Why do we have $i^2 = -1$

Question

I wonder what is the connection between the square root of negative numbers and the complex plane.

Could you point me in the right direction?

Thanks a lot!

Answer 1

With the construction of $\mathbf C$ as the set $\mathbf R\times\mathbf R$, endowed with an addition and a multiplication defined as follows: \begin{cases}\begin{aligned} (a,b)+(a',b')&=(a+a',b+b'),\\ (a,b)(a',b')&=(aa'-bb',ab'+a'b), \end{aligned}\end{cases} one proves that $\mathbf C$ is a field and identify the real numbers as a subfield of $\mathbf C$ via the field homomorphism $\begin{aligned}[t] i:\mathbf R&\longrightarrow\mathbf C \\ x&\longmapsto (x,0) \end{aligned} $ This $i(1)=(1,0)$. Now by construction, $\mathbf C$ is an $\mathbf R$-vector space of dimension $2$, and its canonical basis is $\{(1,0),(0,1)\}$. Every element is $\mathbf C$ can indeed be written as $\;(x,y)=x(1,0)+y(0,1)$.

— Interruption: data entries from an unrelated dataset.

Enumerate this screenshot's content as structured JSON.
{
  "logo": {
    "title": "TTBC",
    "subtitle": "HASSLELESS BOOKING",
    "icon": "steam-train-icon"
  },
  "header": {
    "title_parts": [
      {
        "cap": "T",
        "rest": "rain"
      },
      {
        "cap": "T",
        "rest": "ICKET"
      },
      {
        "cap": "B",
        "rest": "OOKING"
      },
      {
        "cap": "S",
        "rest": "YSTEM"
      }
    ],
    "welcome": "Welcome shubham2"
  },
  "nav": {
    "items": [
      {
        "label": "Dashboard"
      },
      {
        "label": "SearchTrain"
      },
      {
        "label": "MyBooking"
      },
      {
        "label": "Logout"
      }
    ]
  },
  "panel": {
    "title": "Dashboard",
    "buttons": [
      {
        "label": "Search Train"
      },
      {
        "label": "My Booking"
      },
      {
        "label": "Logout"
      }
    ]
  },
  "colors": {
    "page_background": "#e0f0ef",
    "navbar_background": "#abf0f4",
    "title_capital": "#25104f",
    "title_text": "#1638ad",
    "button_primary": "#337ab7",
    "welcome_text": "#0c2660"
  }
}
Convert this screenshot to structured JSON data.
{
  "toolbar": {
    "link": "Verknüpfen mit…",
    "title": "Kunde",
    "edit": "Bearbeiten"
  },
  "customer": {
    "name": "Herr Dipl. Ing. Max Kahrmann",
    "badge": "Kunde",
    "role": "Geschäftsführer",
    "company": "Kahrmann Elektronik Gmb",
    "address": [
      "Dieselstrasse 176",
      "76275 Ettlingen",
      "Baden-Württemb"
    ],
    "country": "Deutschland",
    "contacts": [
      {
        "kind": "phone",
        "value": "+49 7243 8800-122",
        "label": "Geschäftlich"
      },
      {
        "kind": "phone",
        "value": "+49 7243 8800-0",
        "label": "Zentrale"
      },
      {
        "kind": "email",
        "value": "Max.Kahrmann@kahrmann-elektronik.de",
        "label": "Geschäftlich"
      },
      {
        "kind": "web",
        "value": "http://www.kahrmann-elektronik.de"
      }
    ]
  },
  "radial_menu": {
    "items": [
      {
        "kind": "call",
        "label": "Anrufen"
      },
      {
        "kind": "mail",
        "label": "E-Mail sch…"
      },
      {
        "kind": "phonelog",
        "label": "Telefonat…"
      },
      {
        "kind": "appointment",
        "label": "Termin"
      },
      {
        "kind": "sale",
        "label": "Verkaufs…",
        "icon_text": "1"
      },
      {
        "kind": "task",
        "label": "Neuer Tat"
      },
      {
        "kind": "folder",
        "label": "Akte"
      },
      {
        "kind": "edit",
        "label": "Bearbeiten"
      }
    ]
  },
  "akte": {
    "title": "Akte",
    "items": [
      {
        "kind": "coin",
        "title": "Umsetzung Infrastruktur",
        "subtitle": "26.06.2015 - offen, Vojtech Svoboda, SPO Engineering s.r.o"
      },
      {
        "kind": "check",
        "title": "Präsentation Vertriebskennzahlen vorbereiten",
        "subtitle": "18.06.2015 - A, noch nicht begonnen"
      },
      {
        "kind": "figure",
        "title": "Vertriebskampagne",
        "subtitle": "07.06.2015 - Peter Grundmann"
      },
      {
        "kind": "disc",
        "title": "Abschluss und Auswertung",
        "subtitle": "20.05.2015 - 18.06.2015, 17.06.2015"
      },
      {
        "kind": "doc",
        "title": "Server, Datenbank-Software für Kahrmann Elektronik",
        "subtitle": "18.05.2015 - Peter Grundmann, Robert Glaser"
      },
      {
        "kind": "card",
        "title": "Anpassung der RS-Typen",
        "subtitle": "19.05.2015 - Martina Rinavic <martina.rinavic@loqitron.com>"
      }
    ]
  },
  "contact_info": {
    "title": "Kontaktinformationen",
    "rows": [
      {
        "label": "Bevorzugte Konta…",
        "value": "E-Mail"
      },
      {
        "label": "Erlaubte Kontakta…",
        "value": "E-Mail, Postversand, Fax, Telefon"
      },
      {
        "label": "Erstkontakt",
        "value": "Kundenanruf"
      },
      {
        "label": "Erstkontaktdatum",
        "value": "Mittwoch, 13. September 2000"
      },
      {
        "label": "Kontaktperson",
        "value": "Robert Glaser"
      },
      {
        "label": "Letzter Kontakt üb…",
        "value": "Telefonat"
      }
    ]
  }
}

One identifies $(1,0)$ with the real number $1$ (it is indeed the unit element for the multiplication in $\mathbf C$), and the element $(0,1)$ is denoted $i$. It is easily checked that $$(0,1)(0,1)=(-1,0),$$ and with the above conventions/denotations, this can be written as $\;i^2=-1$.